Y eso había sido todo lo que le había sacado a su padre; aunque no era de extrañar, su padre jamás hablaba de negocios con ella. Ni siquiera sabía a qué se dedicaba su empresa, Granton plc. Sabía que tenía algo que ver con la propiedad, las finanzas y cosas por el estilo; y a pesar de que, a veces, creía que debería mostrar más interés, le importaba poco, y también sabía que su padre no quería que se interesara por esas cosas. Su padre la mimaba mucho y, además, estaba algo chapado a la antigua: prefería que hiciera algo artístico, como la música, a dedicarse a los negocios.

Por fin salió del parque. Las calles eran tranquilas en esa zona y respiró profundamente, deleitándose en el espectáculo de los almendros en flor mientras se acercaba a su casa.

Abrió la puerta con su llave, dejó sus bolsas encima del mueble del recibidor y se miró al espejo: pelo largo, rubio y algo revuelto, rostro ovalado, ojos azul grisáceo, poco maquillaje, pendientes de gitana que hacían juego con la falda suelta.

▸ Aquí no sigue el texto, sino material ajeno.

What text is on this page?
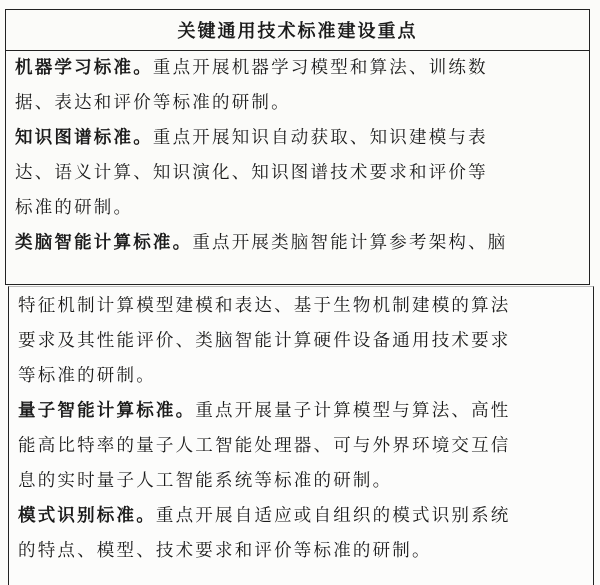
关键通用技术标准建设重点

机器学习标准。重点开展机器学习模型和算法、训练数
据、表达和评价等标准的研制。

知识图谱标准。重点开展知识自动获取、知识建模与表
达、语义计算、知识演化、知识图谱技术要求和评价等
标准的研制。

类脑智能计算标准。重点开展类脑智能计算参考架构、脑

特征机制计算模型建模和表达、基于生物机制建模的算法
要求及其性能评价、类脑智能计算硬件设备通用技术要求
等标准的研制。

量子智能计算标准。重点开展量子计算模型与算法、高性
能高比特率的量子人工智能处理器、可与外界环境交互信
息的实时量子人工智能系统等标准的研制。

模式识别标准。重点开展自适应或自组织的模式识别系统
的特点、模型、技术要求和评价等标准的研制。
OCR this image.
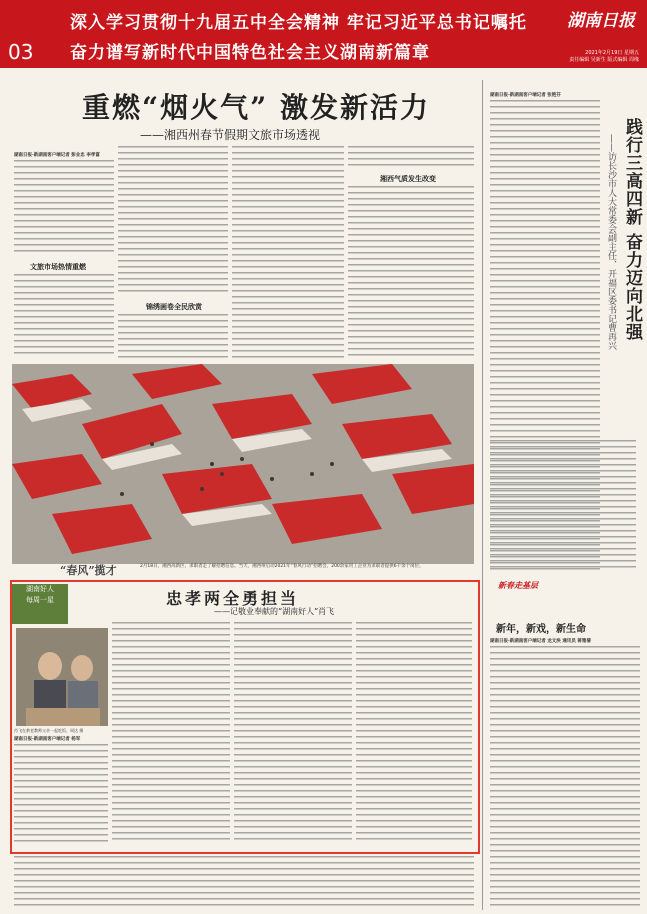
03
深入学习贯彻十九届五中全会精神 牢记习近平总书记嘱托
奋力谱写新时代中国特色社会主义湖南新篇章
湖南日报
2021年2月19日 星期五
责任编辑 吴新生 版式编辑 周缘
重燃“烟火气” 激发新活力
——湘西州春节假期文旅市场透视
湖南日报·新湖南客户端记者 彭业忠 李孝富
文旅市场热情重燃
锦绣画卷全民欣赏
湘西气质发生改变
“春风”揽才	2月18日，湘西高新区，求职者走了解招聘信息。当天，湘西州启动2021年“春风行动”招聘会，200余家用工企业为求职者提供6千余个岗位。
湖南日报·新湖南客户端记者 张艳芬
践行三高四新 奋力迈向北强
——访长沙市人大常委会副主任、开福区委书记曹再兴
湖南好人
每周一星	忠孝两全勇担当
——记敬业奉献的“湖南好人”肖飞
肖飞在救老教师父亲一起吃饭。周达 摄
湖南日报·新湖南客户端记者 杨军
新春走基层
新年，新戏，新生命
湖南日报·新湖南客户端记者 龙文泱 通讯员 蒋雅倩
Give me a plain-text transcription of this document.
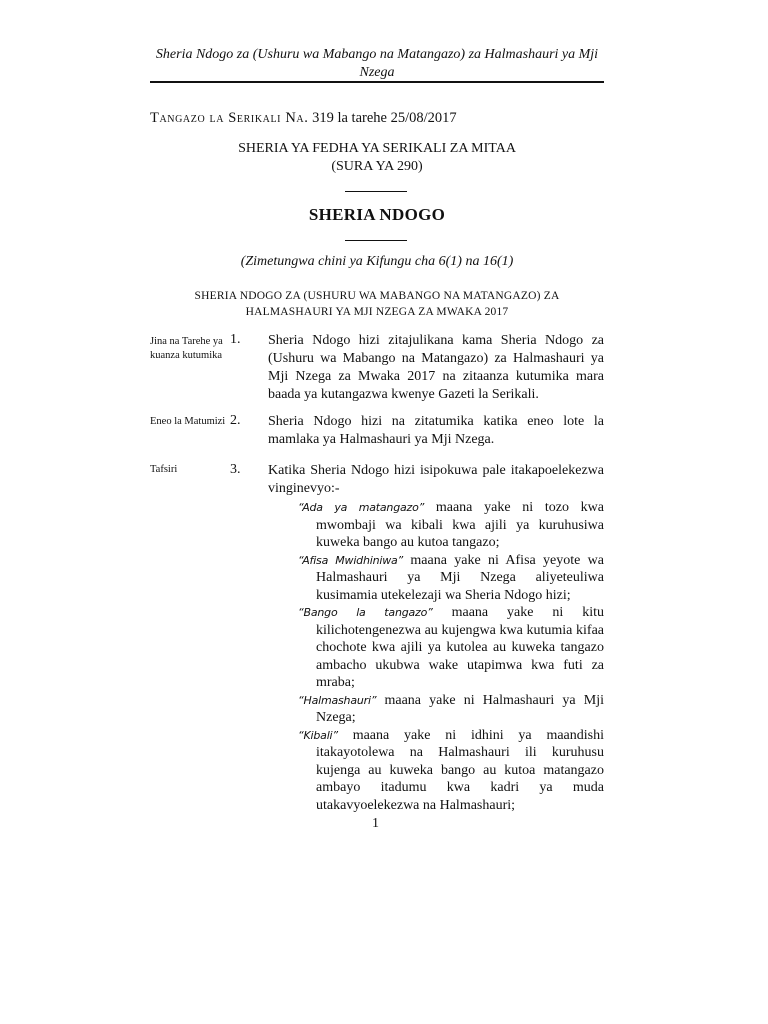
Sheria Ndogo za (Ushuru wa Mabango na Matangazo) za Halmashauri ya Mji Nzega
Tangazo la Serikali Na. 319 la tarehe 25/08/2017
SHERIA YA FEDHA YA SERIKALI ZA MITAA
(SURA YA 290)
SHERIA NDOGO
(Zimetungwa chini ya Kifungu cha 6(1) na 16(1)
SHERIA NDOGO ZA (USHURU WA MABANGO NA MATANGAZO) ZA
HALMASHAURI YA MJI NZEGA ZA MWAKA 2017
Jina na Tarehe ya kuanza kutumika
1. Sheria Ndogo hizi zitajulikana kama Sheria Ndogo za (Ushuru wa Mabango na Matangazo) za Halmashauri ya Mji Nzega za Mwaka 2017 na zitaanza kutumika mara baada ya kutangazwa kwenye Gazeti la Serikali.
Eneo la Matumizi 2. Sheria Ndogo hizi na zitatumika katika eneo lote la mamlaka ya Halmashauri ya Mji Nzega.
Tafsiri	3. Katika Sheria Ndogo hizi isipokuwa pale itakapoelekezwa vinginevyo:-

“Ada ya matangazo” maana yake ni tozo kwa mwombaji wa kibali kwa ajili ya kuruhusiwa kuweka bango au kutoa tangazo;

“Afisa Mwidhiniwa” maana yake ni Afisa yeyote wa Halmashauri ya Mji Nzega aliyeteuliwa kusimamia utekelezaji wa Sheria Ndogo hizi;

“Bango la tangazo” maana yake ni kitu kilichotengenezwa au kujengwa kwa kutumia kifaa chochote kwa ajili ya kutolea au kuweka tangazo ambacho ukubwa wake utapimwa kwa futi za mraba;

“Halmashauri” maana yake ni Halmashauri ya Mji Nzega;

“Kibali” maana yake ni idhini ya maandishi itakayotolewa na Halmashauri ili kuruhusu kujenga au kuweka bango au kutoa matangazo ambayo itadumu kwa kadri ya muda utakavyoelekezwa na Halmashauri;

1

Como tenía las manos pegajosas de ir en los autobuses, se metió en el cuarto de baño del piso bajo para lavárselas; después, subió las escaleras. Tenía el ático de la casa para ella sola, un regalo de su padre por su decimotercer cumpleaños y el sueño de cualquier adolescente.

Pero se detuvo en el descansillo del primer piso al oír la voz de su padre, que parecía proceder del cuarto de estar.

Sonriendo, se apartó de las escaleras y se dirigió hacia allí. Al llegar, abrió las puertas de par en par y entró como un vendaval.

–¡Papá! ¡No esperaba que estuvieras en casa ya! Yo…

Pero calló bruscamente. Su padre no estaba solo…

Era fantástico. Era más alto que su padre y que ella. Y delgado. Llevaba un traje de exquisito corte; sin duda alguna, diseño italiano, igual que la camisa y la corbata. Pero no era la ropa de ese hombre lo que la hizo contener la respiración mientras su pulso se aceleraba. No, era el cuerpo debajo del traje. Y la cara. Una cara de marcada mandíbula, pómulos prominentes y, sobre todo, unos ojos oscuros de largas pestañas que la estaban mirando y la hacían sentir…

–Sophie, cielo, deja que te presente a nuestro invitado.

La voz de su padre la hizo parpadear, pero su mirada seguía fija en ese hombre de pie en el centro de la estancia. Un hombre de quitar la respiración. Un hombre como para morirse. No parecía capaz de dejar de mirarle.

Ese hombre la había dejado sin habla.

–Éste es Nikos Kazandros. Ésta es mi hija, Sophie.

Nikos Kazandros. Le dio vueltas en la cabeza al nombre. Debía de ser griego. Nikos Kazandros. Lo repitió una y otra vez mentalmente mientras apenas era consciente de las palabras de presentación de su padre. Después, se oyó a sí misma saludar educadamente y, como en sueños, le dio la mano a aquel hombre.

La palma y los dedos de la mano de él estaban fríos y eran fuertes, y la hicieron sentir una vibración en todo el cuerpo. Retiró la mano por fin, pero continuó mirándolo fijamente.

Entonces, su padre volvió a hablar:

–Mi hija es estudiante, señor Kazandros, pero tengo la suerte de que haya preferido seguir viviendo aquí y no en una residencia de estudiantes –su padre lanzó una queda carcajada.

Los negros ojos de Nikos Kazandros se posaron en ella otra vez, dejándola de nuevo sin respiración.

–¿Qué es lo que estudia? –preguntó Nikos, dirigiéndose directamente a ella. Esa voz profunda y con ligero acento extranjero volvió a confundirla. Y esos ojos, esos ojos fijos en ella, tan oscuros, tan oscuros…

–Música –respondió Sophie con voz entrecortada.

–¿Música? ¿Qué instrumento?

–Piano –respondió ella, que parecía incapaz de pronunciar más de una palabra a modo de respuesta.

–Seguro que Sophie tocará algo después de la cena –dijo Edward Granton.

Los ojos de Sophie volaron hacia su padre.

–¿Se va a quedar a cenar el señor Kazandros?

–Su padre ha tenido la amabilidad de invitarme –murmuró Nikos Kazandros con voz suave–. Espero que no le moleste.

–¡No, no, claro que no! No, no, en absoluto –contestó ella con voz aún quebrada. Después, sonrió–. ¡Será estupendo!